Selon les précisions apportées par le ministre des Finances, les fonds n’ont pas été décaissés. Ils restent consignés sur un compte de garantie, dans l’attente du respect de l’ensemble des conditions légales. Toutefois, d’un point de vue juridique, cette situation pourrait constituer une tentative d’irrégularité administrative, ce qui, en droit congolais, est considéré comme une infraction.
Mais c’est moins la qualification juridique du dossier que la réaction institutionnelle rapide et énergique qui interpelle. Pour de nombreux observateurs, cette affaire révèle un traitement asymétrique des fautes administratives et financières dans la gestion publique.
« Ce que l’opinion interroge, ce n’est pas l’enquête elle-même, mais le contraste avec d’autres dossiers – souvent plus lourds – qui n’ont jamais donné lieu à des poursuites », explique un juriste contacté par notre rédaction.
En effet, la République Démocratique du Congo a connu, ces dernières années, de nombreux cas documentés de détournements de fonds ou de passations de marchés publics dans des conditions irrégulières. Or, peu de sanctions effectives ont suivi. Ce climat entretient un sentiment persistant d’inégalité devant la loi et une défiance croissante vis-à-vis des institutions judiciaires.
D’aucuns rappellent néanmoins qu’il est nécessaire d’envoyer un signal clair dans la lutte contre la corruption et les pratiques déviantes, quels que soient le statut ou le parcours de l’acteur concerné.

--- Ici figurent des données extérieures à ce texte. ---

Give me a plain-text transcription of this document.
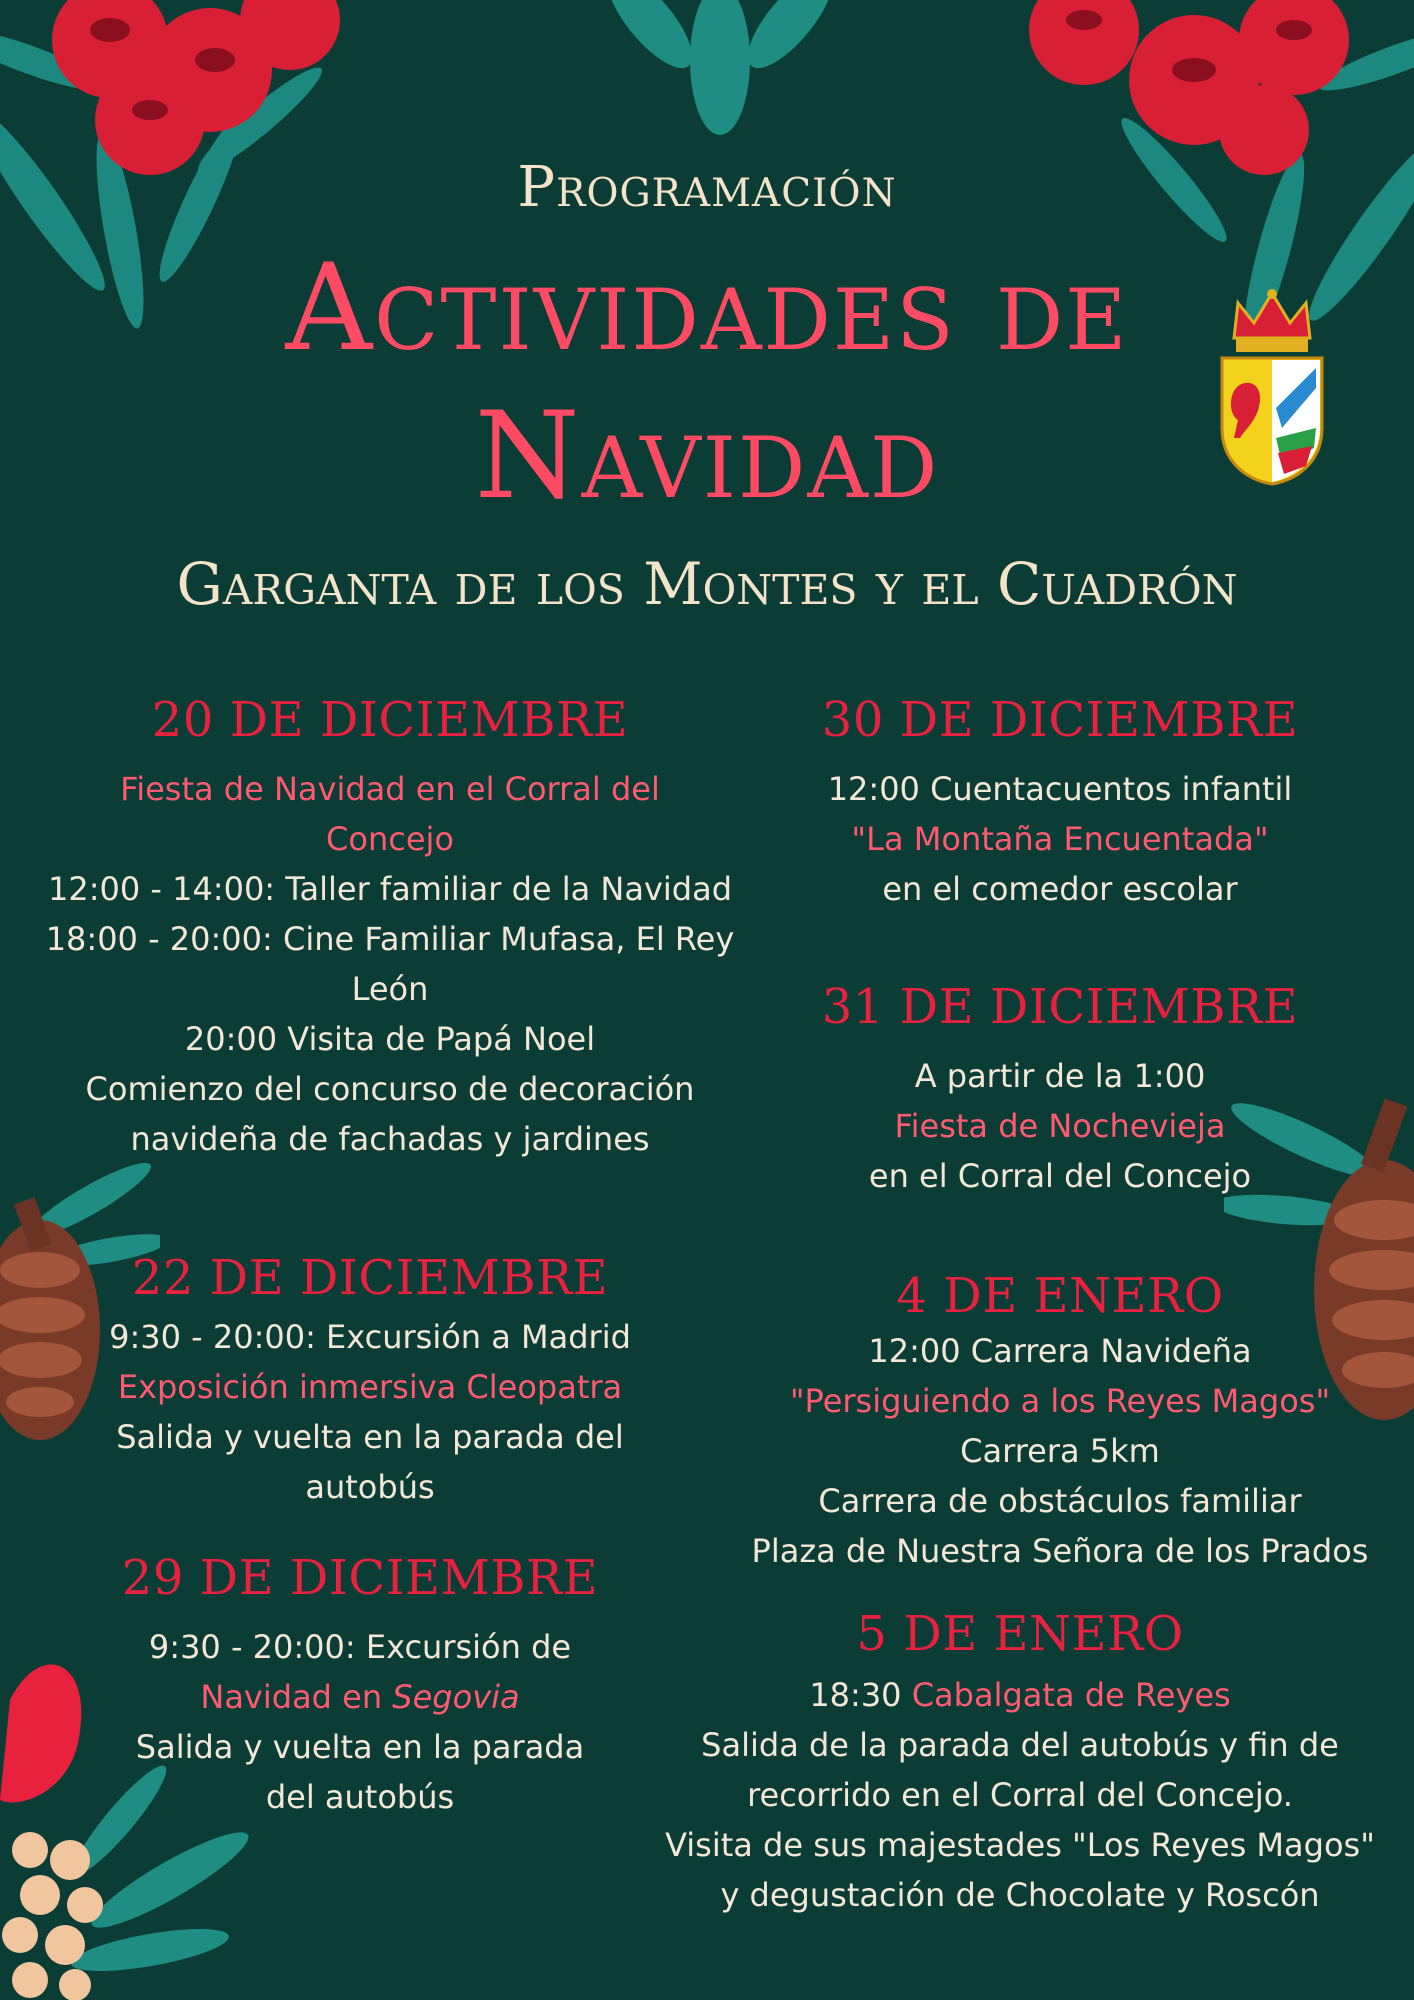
Programación
Actividades de Navidad
Garganta de los Montes y el Cuadrón
20 DE DICIEMBRE
Fiesta de Navidad en el Corral del
Concejo
12:00 - 14:00: Taller familiar de la Navidad
18:00 - 20:00: Cine Familiar Mufasa, El Rey
León
20:00 Visita de Papá Noel
Comienzo del concurso de decoración
navideña de fachadas y jardines
22 DE DICIEMBRE
9:30 - 20:00: Excursión a Madrid
Exposición inmersiva Cleopatra
Salida y vuelta en la parada del
autobús
29 DE DICIEMBRE
9:30 - 20:00: Excursión de
Navidad en Segovia
Salida y vuelta en la parada
del autobús
30 DE DICIEMBRE
12:00 Cuentacuentos infantil
"La Montaña Encuentada"
en el comedor escolar
31 DE DICIEMBRE
A partir de la 1:00
Fiesta de Nochevieja
en el Corral del Concejo
4 DE ENERO
12:00 Carrera Navideña
"Persiguiendo a los Reyes Magos"
Carrera 5km
Carrera de obstáculos familiar
Plaza de Nuestra Señora de los Prados
5 DE ENERO
18:30 Cabalgata de Reyes
Salida de la parada del autobús y fin de
recorrido en el Corral del Concejo.
Visita de sus majestades "Los Reyes Magos"
y degustación de Chocolate y Roscón
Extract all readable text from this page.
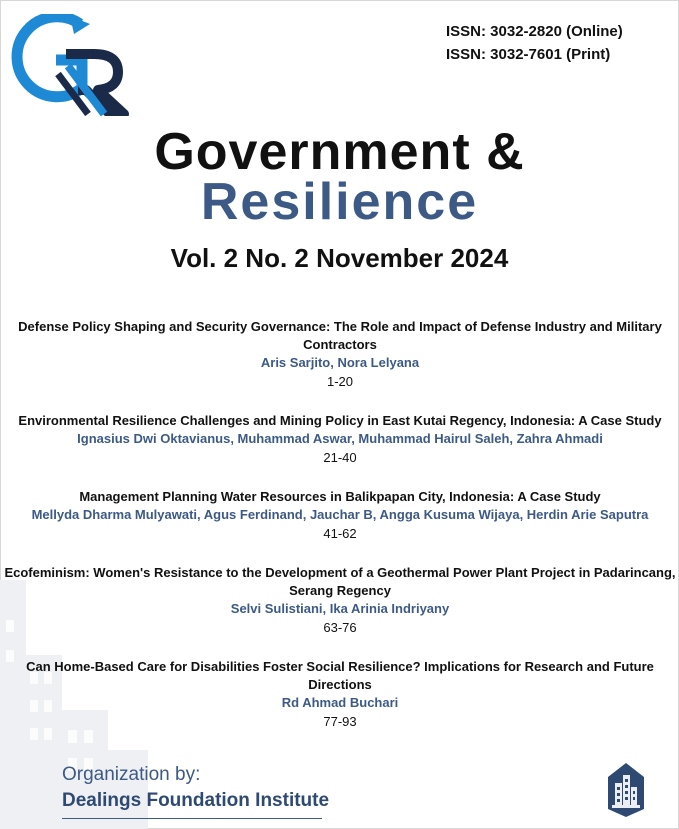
ISSN: 3032-2820 (Online)
ISSN: 3032-7601 (Print)
Government &
Resilience
Vol. 2 No. 2 November 2024
Defense Policy Shaping and Security Governance: The Role and Impact of Defense Industry and Military Contractors
Aris Sarjito, Nora Lelyana
1-20
Environmental Resilience Challenges and Mining Policy in East Kutai Regency, Indonesia: A Case Study
Ignasius Dwi Oktavianus, Muhammad Aswar, Muhammad Hairul Saleh, Zahra Ahmadi
21-40
Management Planning Water Resources in Balikpapan City, Indonesia: A Case Study
Mellyda Dharma Mulyawati, Agus Ferdinand, Jauchar B, Angga Kusuma Wijaya, Herdin Arie Saputra
41-62
Ecofeminism: Women's Resistance to the Development of a Geothermal Power Plant Project in Padarincang, Serang Regency
Selvi Sulistiani, Ika Arinia Indriyany
63-76
Can Home-Based Care for Disabilities Foster Social Resilience? Implications for Research and Future Directions
Rd Ahmad Buchari
77-93
Organization by:
Dealings Foundation Institute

« Si ce dossier est mené avec rigueur, équité et transparence, il pourrait faire jurisprudence et marquer un tournant salutaire », estime un professeur de droit public à Kinshasa.
Pour d’autres, en revanche, le contexte politique et la médiatisation rapide de l’affaire suscitent des interrogations. Ancien opposant devenu ministre, jeune figure émergente dans le paysage politique national, Constant Mutamba pourrait également être la cible d’un règlement de comptes ou d’une tentative de repositionnement interne, dans une majorité politique parfois traversée par des tensions latentes.
À ce jour, l’enquête est en cours. Aucun jugement n’a été rendu, et le ministre Mutamba reste présumé innocent. Il revient désormais à la justice de faire toute la lumière sur ce dossier, dans le respect strict de la légalité, tout en répondant à une exigence accrue de transparence, d’impartialité et de responsabilité publique.